Students on a field trip around campus
Photo credit: Jean Roy

The skills and knowledge I acquired during my undergraduate studies enabled me to gain acceptance to the University of Ottawa, Faculty of Law where I completed my law degree. Space in Canadian law schools is notoriously limited; however, the strong academic training and significant extra-curricular opportunities at Bishop’s equipped me with a respectable law school application. A high GPA and above-average LSAT score no longer suffice to secure a seat in a Canadian law school. Candidates should also be able to show community engagement. Bishop’s is the ideal academic setting for students who are serious about pursuing professional degrees after undergrad.

While in law school I focused most of my academic studies on environmental law. The education I received in the ESG department provided me with a significant advantage in my environmental law courses. Having already acquired an advanced education in environmental matters I was able to delve deeper into the legal and policy matters associated with environmental justice.

My daughter was born on my first day of my first year of law school and my son was born in my last year of law school. Attaining a law degree is a seven year process (if completed without interruption) and balancing family life and academic obligations is a significant challenge for those students who choose not to put their family lives on hold for the better part of a decade. Developing a solid skill base in research, writing, time management, and critical thinking are important for any law school candidate, but particularly so for students balancing family obligations. Bishop’s is an exceptional place to gain these skills.

I am currently in the process of completing my articling placement (a kind of internship necessary to be licensed as a lawyer in Ontario) at Nature Canada, Canada’s oldest conservation charity. I am now in a position where I am applying my education in environment and law to address some of the most pressing environmental issues in Canada today.

The road to a career in environmental law is long and challenging, but navigating much of that path through Bishop’s University can make the process more fulfilling and fun.

Adam Bond

The Environmental Studies and Geography program at Bishop’s brought the world of geographical research to me in a way that not only introduced me to the field but allowed me to actively participate in it. I was able to become involved in student projects on and off of campus, complete an honours thesis and work as a research assistant.

My years at Bishop’s were instrumental in shaping my outlook on the world and allowing me to realize the potential geographical research has for improving the world around us. Since Bishop’s I have completed a Master’s of Science at McGill University, worked in the field of water resource management and am preparing to begin my PhD in Geography at the University of Waterloo where I will study the relationship between water resource management, human wellbeing and natural hazards. None of this would have been possible without the opportunities I had while a student in the ESG program at Bishop’s.

Paddy Enright

My time in the Environmental Studies and Geography (ESG) Department instilled a passion in Canada’s north and the people who live there. That passion encouraged me to pursue a Masters at the University of Guelph to research the impacts of mining on Indigenous groups. Through my graduate work I was able to travel to Quebec’s Sub Arctic on numerous occasions and work closely with First Nation communities. My time in the north was invaluable as it led to consulting work, research networks, lecture opportunities, and my present job as a policy analyst with Department of Natural Resources.

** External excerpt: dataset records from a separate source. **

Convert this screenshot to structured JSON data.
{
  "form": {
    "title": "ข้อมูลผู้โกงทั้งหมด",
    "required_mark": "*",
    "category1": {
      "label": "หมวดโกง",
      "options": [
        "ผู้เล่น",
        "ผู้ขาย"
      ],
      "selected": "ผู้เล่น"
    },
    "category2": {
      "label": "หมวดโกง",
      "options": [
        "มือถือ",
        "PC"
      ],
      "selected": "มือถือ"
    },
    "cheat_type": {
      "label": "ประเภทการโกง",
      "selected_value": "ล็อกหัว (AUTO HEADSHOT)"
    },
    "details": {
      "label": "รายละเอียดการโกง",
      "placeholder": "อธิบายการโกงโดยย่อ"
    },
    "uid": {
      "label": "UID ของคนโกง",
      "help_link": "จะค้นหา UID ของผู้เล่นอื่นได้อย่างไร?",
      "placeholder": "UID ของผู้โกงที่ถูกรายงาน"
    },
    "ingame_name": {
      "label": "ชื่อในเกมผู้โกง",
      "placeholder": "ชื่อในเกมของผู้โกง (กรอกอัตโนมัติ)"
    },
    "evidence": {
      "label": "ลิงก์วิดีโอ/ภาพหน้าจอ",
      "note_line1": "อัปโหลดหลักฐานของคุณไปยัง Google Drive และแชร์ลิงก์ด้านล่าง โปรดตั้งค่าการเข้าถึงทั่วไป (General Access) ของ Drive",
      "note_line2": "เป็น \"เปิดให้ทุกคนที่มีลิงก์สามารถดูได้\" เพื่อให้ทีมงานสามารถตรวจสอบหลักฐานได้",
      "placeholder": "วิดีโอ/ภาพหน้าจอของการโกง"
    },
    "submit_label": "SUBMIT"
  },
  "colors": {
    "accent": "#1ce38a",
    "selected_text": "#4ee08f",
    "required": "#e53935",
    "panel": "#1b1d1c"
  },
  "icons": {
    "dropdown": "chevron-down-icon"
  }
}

My experience and education, stemming from my time at Bishop’s, provided me with a strong foundation on which I was able to develop a professional career in an area I care deeply about.

Robert Klink

Working for the Office of the Auditor General of Canada may not have been my plan when I started my undergraduate degree in Environmental Studies at Bishop’s University. But the great thing about the environmental field is its breadth and the endless opportunities to find something that excites you.

The Environmental Studies program at Bishop’s reflects the diversity and flexibility of the environmental space and provided me with an opportunity to explore a variety of topics, many of which have directly influenced my professional career and subsequent academic activities. From my Undergraduate degree (and after a bit of travel), I moved on to a Graduate degree in Environmental Studies with a specialization in Corporate Social Responsibility at York University. I then joined a national not-for-profit organization specializing in urban energy planning where I worked with provincial policy makers and municipal governments to implement efficient energy infrastructure. Now as an Auditor at the OAG, I work on the Nunavut territorial team and contribute my unique mix of environmental and social sustainability backgrounds to our audits.

I entered my undergraduate degree at Bishop’s knowing only that I was passionate about the environment and driven to do meaningful work. The Environmental Studies program, with its small class sizes, dedicated faculty and wide-ranging topics, gave me an opportunity to identify the areas that intrigued me the most and establish a foundation for a future in the environmental sector.